People and Their Stories

I think it is often easy to get caught up in how different we all are, how our skin color is different,  our age, or our way of expressing or identifying ourselves through our attire or  hairstyle.  We identify others as belonging to one group or other, perhaps with the assumptions that therefore we have nothing in common, that the other person is too different to understand us and for us to understand them.  We may even deem them as not interesting.   It is easy to dismiss others as different and leave it at that.  But it is not that simple.  Each of us have been formed by our own unique path in life, and each one of us has their own story.  Here’s one of my favorite quotes:

Be kinder than necessary, for everyone you meet is fighting some kind of battle.

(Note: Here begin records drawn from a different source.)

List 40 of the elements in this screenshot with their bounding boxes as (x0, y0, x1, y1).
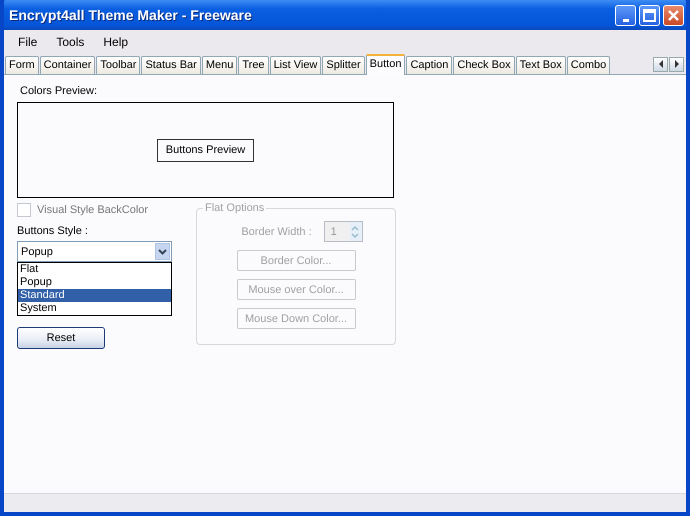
tab[interactable]: Tree (238, 56, 269, 74)
checkbox[interactable] (17, 203, 31, 217)
checkbox-label: Visual Style BackColor (37, 204, 148, 216)
tab[interactable]: Button (366, 54, 406, 75)
close-button[interactable] (663, 4, 684, 26)
reset-button[interactable]: Reset (17, 327, 105, 349)
preview-label: Colors Preview: (20, 85, 98, 98)
tab[interactable]: Caption (406, 56, 452, 74)
tab[interactable]: Splitter (322, 56, 365, 74)
preview-button[interactable]: Buttons Preview (156, 138, 254, 162)
group-title: Flat Options (203, 202, 266, 215)
tab[interactable]: Status Bar (141, 56, 201, 74)
menu-item[interactable]: File (14, 35, 48, 49)
dropdown-option[interactable]: System (18, 302, 171, 315)
minimize-icon (622, 18, 628, 22)
border-width-label: Border Width : (241, 226, 312, 238)
dropdown-option[interactable]: Flat (18, 263, 171, 276)
tab[interactable]: List View (270, 56, 322, 74)
tab[interactable]: Toolbar (96, 56, 140, 74)
window-title: Encrypt4all Theme Maker - Freeware (9, 7, 252, 23)
tab[interactable]: Form (5, 56, 39, 74)
scroll-left-button[interactable] (653, 56, 668, 72)
dropdown-option[interactable]: Popup (18, 276, 171, 289)
tab[interactable]: Container (40, 56, 96, 74)
scroll-right-button[interactable] (669, 56, 684, 72)
tab[interactable]: Text Box (516, 56, 566, 74)
style-dropdown[interactable]: Popup (17, 241, 172, 262)
menu-item[interactable]: Tools (52, 35, 96, 49)
maximize-icon (643, 8, 656, 22)
tab[interactable]: Menu (202, 56, 238, 74)
tab[interactable]: Check Box (453, 56, 515, 74)
minimize-button[interactable] (615, 4, 636, 26)
left-arrow-icon (658, 60, 664, 68)
tab[interactable]: Combo (566, 56, 610, 74)
menu-item[interactable]: Help (99, 35, 140, 49)
style-label: Buttons Style : (17, 225, 89, 237)
dropdown-option[interactable]: Standard (18, 289, 171, 302)
close-icon (667, 8, 680, 22)
maximize-button[interactable] (639, 4, 660, 26)
right-arrow-icon (674, 60, 680, 68)
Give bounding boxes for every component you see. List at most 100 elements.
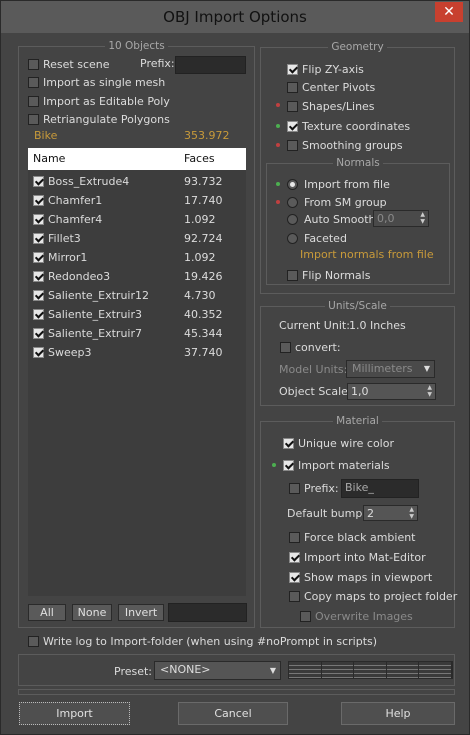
current-unit-label: Current Unit: <box>279 319 350 332</box>
write-log-checkbox[interactable]: Write log to Import-folder (when using #… <box>28 633 377 649</box>
convert-checkbox[interactable]: convert: <box>280 339 341 355</box>
objects-prefix-input[interactable] <box>175 56 246 74</box>
reset-scene-checkbox[interactable]: Reset scene <box>28 56 110 72</box>
single-mesh-box[interactable] <box>28 76 39 88</box>
table-row[interactable]: Saliente_Extruir7 45.344 <box>28 325 246 342</box>
material-prefix-input[interactable]: Bike_ <box>341 479 419 498</box>
auto-smooth-spinner[interactable]: 0,0 ▲ ▼ <box>373 210 429 227</box>
dropdown-arrow-icon: ▼ <box>269 666 276 675</box>
center-pivots-box[interactable] <box>287 81 298 93</box>
objects-group-title: 10 Objects <box>105 40 168 52</box>
import-materials-box[interactable] <box>283 459 294 471</box>
copy-maps-box[interactable] <box>289 590 300 602</box>
table-row[interactable]: Mirror1 1.092 <box>28 249 246 266</box>
write-log-box[interactable] <box>28 635 39 647</box>
table-row[interactable]: Saliente_Extruir12 4.730 <box>28 287 246 304</box>
preset-dropdown[interactable]: <NONE> ▼ <box>154 661 281 680</box>
retriangulate-box[interactable] <box>28 113 39 125</box>
auto-smooth-radio-button[interactable] <box>287 213 298 225</box>
table-row[interactable]: Fillet3 92.724 <box>28 230 246 247</box>
flip-normals-checkbox[interactable]: Flip Normals <box>287 267 370 283</box>
faceted-radio[interactable]: Faceted <box>287 230 347 246</box>
show-maps-box[interactable] <box>289 571 300 583</box>
retriangulate-checkbox[interactable]: Retriangulate Polygons <box>28 111 170 127</box>
object-scale-spinner[interactable]: 1,0 ▲ ▼ <box>347 383 436 400</box>
preset-save-icon[interactable] <box>289 662 322 678</box>
overwrite-images-checkbox[interactable]: Overwrite Images <box>300 608 413 624</box>
auto-smooth-radio[interactable]: Auto Smooth: <box>287 211 379 227</box>
convert-box[interactable] <box>280 341 291 353</box>
faceted-radio-button[interactable] <box>287 232 298 244</box>
preset-delete-icon[interactable] <box>386 662 420 678</box>
import-button[interactable]: Import <box>19 702 130 725</box>
close-icon[interactable]: ✕ <box>435 2 463 22</box>
from-sm-group-radio-button[interactable] <box>287 196 298 208</box>
material-prefix-checkbox[interactable]: Prefix: <box>289 480 339 496</box>
table-row[interactable]: Redondeo3 19.426 <box>28 268 246 285</box>
mat-editor-checkbox[interactable]: Import into Mat-Editor <box>289 549 426 565</box>
smoothing-groups-checkbox[interactable]: Smoothing groups <box>287 137 403 153</box>
texture-coords-checkbox[interactable]: Texture coordinates <box>287 118 410 134</box>
material-prefix-box[interactable] <box>289 482 300 494</box>
cancel-button[interactable]: Cancel <box>178 702 288 725</box>
editable-poly-box[interactable] <box>28 95 39 107</box>
row-checkbox[interactable] <box>33 347 44 358</box>
unique-wire-checkbox[interactable]: Unique wire color <box>283 435 394 451</box>
from-sm-group-radio[interactable]: From SM group <box>287 194 387 210</box>
row-checkbox[interactable] <box>33 214 44 225</box>
spinner-arrows-icon[interactable]: ▲ ▼ <box>420 211 425 225</box>
table-row[interactable]: Boss_Extrude4 93.732 <box>28 173 246 190</box>
mat-editor-box[interactable] <box>289 551 300 563</box>
flip-zy-box[interactable] <box>287 63 298 75</box>
row-checkbox[interactable] <box>33 290 44 301</box>
table-row[interactable]: Chamfer4 1.092 <box>28 211 246 228</box>
select-none-button[interactable]: None <box>72 604 112 621</box>
row-checkbox[interactable] <box>33 252 44 263</box>
unique-wire-box[interactable] <box>283 437 294 449</box>
overwrite-images-box[interactable] <box>300 610 311 622</box>
force-black-box[interactable] <box>289 531 300 543</box>
preset-load-icon[interactable] <box>321 662 355 678</box>
table-row[interactable]: Chamfer1 17.740 <box>28 192 246 209</box>
row-checkbox[interactable] <box>33 176 44 187</box>
help-button[interactable]: Help <box>341 702 455 725</box>
spinner-arrows-icon[interactable]: ▲ ▼ <box>427 384 432 398</box>
spinner-arrows-icon[interactable]: ▲ ▼ <box>409 506 414 520</box>
row-checkbox[interactable] <box>33 271 44 282</box>
shapes-lines-checkbox[interactable]: Shapes/Lines <box>287 98 375 114</box>
select-all-button[interactable]: All <box>28 604 66 621</box>
copy-maps-checkbox[interactable]: Copy maps to project folder <box>289 588 457 604</box>
objects-list[interactable]: Name Faces Boss_Extrude4 93.732 Chamfer1 17… <box>28 148 246 596</box>
texture-coords-box[interactable] <box>287 120 298 132</box>
obj-import-dialog: OBJ Import Options ✕ 10 Objects Reset sc… <box>0 0 470 735</box>
row-checkbox[interactable] <box>33 233 44 244</box>
preset-add-icon[interactable] <box>354 662 387 678</box>
preset-toolbar[interactable] <box>288 661 453 679</box>
import-from-file-radio-button[interactable] <box>287 178 298 190</box>
table-row[interactable]: Saliente_Extruir3 40.352 <box>28 306 246 323</box>
show-maps-checkbox[interactable]: Show maps in viewport <box>289 569 432 585</box>
import-from-file-radio[interactable]: Import from file <box>287 176 390 192</box>
col-faces-header[interactable]: Faces <box>184 152 215 165</box>
force-black-checkbox[interactable]: Force black ambient <box>289 529 416 545</box>
single-mesh-checkbox[interactable]: Import as single mesh <box>28 74 165 90</box>
import-materials-checkbox[interactable]: Import materials <box>283 457 390 473</box>
flip-zy-checkbox[interactable]: Flip ZY-axis <box>287 61 364 77</box>
row-checkbox[interactable] <box>33 309 44 320</box>
smoothing-groups-box[interactable] <box>287 139 298 151</box>
model-units-dropdown[interactable]: Millimeters ▼ <box>346 360 435 378</box>
default-bump-spinner[interactable]: 2 ▲ ▼ <box>363 505 418 521</box>
center-pivots-checkbox[interactable]: Center Pivots <box>287 79 375 95</box>
row-checkbox[interactable] <box>33 328 44 339</box>
table-row[interactable]: Sweep3 37.740 <box>28 344 246 361</box>
copy-maps-label: Copy maps to project folder <box>304 589 458 603</box>
row-checkbox[interactable] <box>33 195 44 206</box>
invert-selection-button[interactable]: Invert <box>118 604 164 621</box>
shapes-lines-box[interactable] <box>287 100 298 112</box>
reset-scene-box[interactable] <box>28 58 39 70</box>
flip-normals-box[interactable] <box>287 269 298 281</box>
preset-menu-icon[interactable] <box>419 662 452 678</box>
editable-poly-checkbox[interactable]: Import as Editable Poly <box>28 93 170 109</box>
filter-input[interactable] <box>168 603 247 622</box>
col-name-header[interactable]: Name <box>33 152 65 165</box>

I think this is one of the hardest concepts to accept, and I know I struggle with it sometimes.  Some of my most unexpected friendships formed with people with whom, at first glance, I would have assumed I have nothing in common with.  But upon hearing their story, I find that I understand them, and how they came to be who they are and can relate to them in a way I was not able to before.  One of my favorite moments abroad was when I was taking photographs and talking with the locals in El Canton, Honduras and one of the leaders of the community (below, in white hat) came up to me and asked me to share their story and photographs with everyone when I returned home.

He was eager to take the opportunity to share his community’s struggles and accomplishments.  He was excited to have his story be told in far away places and to make that connection with people who he otherwise would have no way of reaching.  People want their stories heard.  And moreover, these stories are worth listening to.  As a visual person, I love when the concept of the story is intertwined with images.  I came across two photography projects that encompassed this concept beautifully:

First, there’s Brandon Stanton’s The Humans of New York.  What is so great about his work is that he attaches a story to every photograph he takes.  Sometimes they are short and sweet:

“I’m a sculptor.”
“What kind of sculptures do you make?”
“Well, it’s a visual art. I’m not exactly going to be able to use words to transfer what’s in my head to your head.”

Sometimes, these stories are longer:

I stumbled upon a National Treasure yesterday.

I was walking down 3rd Avenue when I noticed an old man in a wheelchair. He was being pushed by a caretaker. Despite his physical condition, he had dressed with extreme care. He wore an outlandish yellow outfit. Everything about him was yellow, from his shades to his socks. Intrigued by his appearance, I bent down and asked for a photograph. He silently nodded approval.

After I’d taken his photograph, his caretaker offered a formal introduction: “This isBanana George,” she said, “the world’s oldest barefoot waterskier. He’s 97 now. When he was 92, he set the world record for the oldest person to waterski barefoot.”

Banana George didn’t even begin waterskiing until he was 40. But it soon became his passion. So much so that he began doing shows at Cypress Gardens– hopping jumps and riding with women on his shoulders. In the course of his career, he’s broken his back 4 times. He’s also broken his ankle, knee, and eleven ribs. Banana George waterskied until the last possible moment. I’ve seen footage of a very old George being pulled through the water in a wheelchair-on-skis, smiling like a madman.

Here you can see a short video I found of Banana George skiing on his 90th birthday:

Banana George is a testament to loving life, and he deserves to be celebrated. I discovered that his family set up a fan page for him. It only has 835 people so far. Let’s show George how much we love his spirit, and join his fan group:

If you think Banana George deserves to be known, please SHARE this story. And in the words of Banana George: “Don’t wait for the next thing, make the next thing happen!”

You could spend DAYS on Stanton’s page:

The second project is One by Nicolas Ritter.  Likewise, it focuses on creating stories but in a very different way.  Here are two of my favorites (look closely, they move!):

I absolutely love this concept.  Ritter talks about imitating the human eye, we do not have the ability to watch everything at once, but instead focus on mini scenes within.  But I also think this correlates to the idea that everyone has a story.  Although Ritter does not include a verbal story with his photographs, this isolation of one moving figure forces us to create a story about them, imagining what they are doing there, how they got there and where they are going.  Moreover, it treats each of the individuals as an individual, not simply as part of a crowd.  The image does not generalize, does not assume and does not stereotype but instead forces us to slow down, notice the details and imagine what it must be like to be in someone else’s shoes.